По мере того как этот моральный скептицизм и атеизм, проповедуемый с провокационными целями или по убеждению, распространяются в монархическом обществе, последнее приходит в состояние такого разложения, что феодальные отношения господина и слуги оказываются уже потенциально разорванными; в самом деле, [на их месте] восстанавливаются античные отношения повелителя и раба.
В период между античным рабством и Революцией на Западе установилась теократическая иерархия, представляющая собой попытку Церкви привести имеющиеся социальные силы в систему, которая была бы в состоянии обеспечить каждой категории людей ее нравственное значение. Теократическая иерархия была призвана положить конец античному закону джунглей; человек, созданный по образу и подобию Божьему, не может эксплуатировать другого человека; каждый человек есть слуга Господа. На фронтоне этой теократической иерархии записано: страх перед Богом — начало мудрости. Король, назначаемый Богом, является его земным слугой; господин, назначаемый королем, является слугой короля; и всякий человек, который признает себя слугой своего господина, является слугой Бога. Иерархия наделяет господина военными, юридическими и социальными функциями, которыми он облечен королем и которые суть для него обязательства по отношению к королю и народу; выполнение этих функций обеспечивает ему право на признание и верность [со стороны] его вассала и слуги; со своей стороны, встав под защиту своего господина, которому он воздает должное и по отношению к которому сохраняет верность, слуга испытывает религиозное чувство к своему Богу и своему королю; таким образом, находясь на низшей ступени иерархии, он выполняет свое индивидуальное предназначение, так как он — часть здания, основой которого является Бог. Итак, по мере того как король сосредоточивает в своих руках все большую власть, а господин лишается одна за другой своих функций, последний освобождается от обязательств по отношению к королю, но претендуя вместе с тем на то, чтобы сохранять привилегии и права, проистекавшие из этих обязательств. И тогда господину достаточно уйти в свою личную жизнь, придав своим привилегиям форму наслаждения, за которое ему не надо отчитываться ни перед Богом, ни перед кем-либо еще — и меньше всего перед слугой, — достаточно поставить под сомнение существование Бога, чтобы все здание заколебалось. В глазах слуги служение на низшей ступени социальной лестницы теряет всякий смысл. Наконец, когда господин лишь по видимости стремится к поддержанию здания теократической иерархии с одной-единственной целью — вести бесцельное существование, являющееся отрицанием самой этой иерархии, существование, которое должно продемонстрировать, что страх перед Богом — это начало безумия, — тогда вновь вступает в силу закон джунглей: восстанавливаются античные отношения сильного и слабого, повелителя и раба.

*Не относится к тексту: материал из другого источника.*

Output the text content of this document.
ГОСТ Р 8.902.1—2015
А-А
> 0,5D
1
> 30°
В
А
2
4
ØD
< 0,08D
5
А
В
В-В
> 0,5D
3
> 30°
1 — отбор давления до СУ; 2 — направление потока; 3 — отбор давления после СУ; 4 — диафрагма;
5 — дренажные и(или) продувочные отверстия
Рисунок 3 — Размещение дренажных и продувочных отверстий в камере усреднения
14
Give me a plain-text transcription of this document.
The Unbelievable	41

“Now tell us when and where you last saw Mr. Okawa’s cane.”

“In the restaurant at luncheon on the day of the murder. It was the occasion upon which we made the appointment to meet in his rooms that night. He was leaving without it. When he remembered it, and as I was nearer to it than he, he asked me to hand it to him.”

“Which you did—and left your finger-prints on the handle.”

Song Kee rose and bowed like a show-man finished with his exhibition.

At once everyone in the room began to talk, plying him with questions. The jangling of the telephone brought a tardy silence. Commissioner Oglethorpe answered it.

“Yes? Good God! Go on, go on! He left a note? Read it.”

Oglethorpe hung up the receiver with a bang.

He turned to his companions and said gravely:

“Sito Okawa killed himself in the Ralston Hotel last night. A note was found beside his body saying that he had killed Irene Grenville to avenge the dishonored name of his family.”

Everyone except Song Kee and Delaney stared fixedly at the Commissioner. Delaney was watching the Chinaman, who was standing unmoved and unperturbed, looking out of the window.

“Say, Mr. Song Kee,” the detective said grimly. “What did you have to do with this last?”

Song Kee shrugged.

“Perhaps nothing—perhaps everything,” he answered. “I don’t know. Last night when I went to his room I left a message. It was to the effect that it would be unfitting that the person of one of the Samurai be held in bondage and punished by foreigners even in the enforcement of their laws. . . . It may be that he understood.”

И в частности, знатный вельможа-либертен в канун Революции уже является всего лишь господином, знающим, что он обладает правом на власть, но также понимающим, что в любую минуту он может его утратить и что потенциально он уже представляет собой раба. Поскольку он больше не обладает в своих собственных глазах непререкаемой властью, сохраняя, однако, ее инстинкты, и поскольку его воля лишена чего-либо священного, он перенимает язык толпы, называет себя развратником, он ищет аргументы у философов, читает Гоббса, Гольбаха и Ламетри, как человек, который, потеряв веру в божественное право, стремится узаконить свое привилегированное положение с помощью доступных для всех софизмов. Оказавшись в таком положении, знатный вельможа-либертен, если только он не законченный атеист, воспринимает свое собственное существование как провокацию по отношению к Богу и в то же время по отношению к народу; если же, напротив, он — законченный атеист, то, распоряжаясь по своему усмотрению жизнью слуги, делая из него раба, превращая его в объект своих удовольствий, он дает народу понять, что убил в своей душе Бога и что его прерогативы заключались лишь в том, чтобы безнаказанно творить преступления. Таким образом, человек, который соединялся с Богом на низшей ступени иерархии через акт служения и который теперь, когда Бог, располагавшийся на вершине иерархии, умер, оказался в положении раба, оставаясь слугой без господина в той мере, в какой, переживая смерть Бога в собственной душе, он продолжает терпеть того, кто на самом деле является повелителем; и он может стать повелителем лишь постольку, поскольку ему, принявшему участие в убийстве Бога, совершенном на вершине иерархии, хотелось бы уничтожить повелителя, чтобы самому стать им.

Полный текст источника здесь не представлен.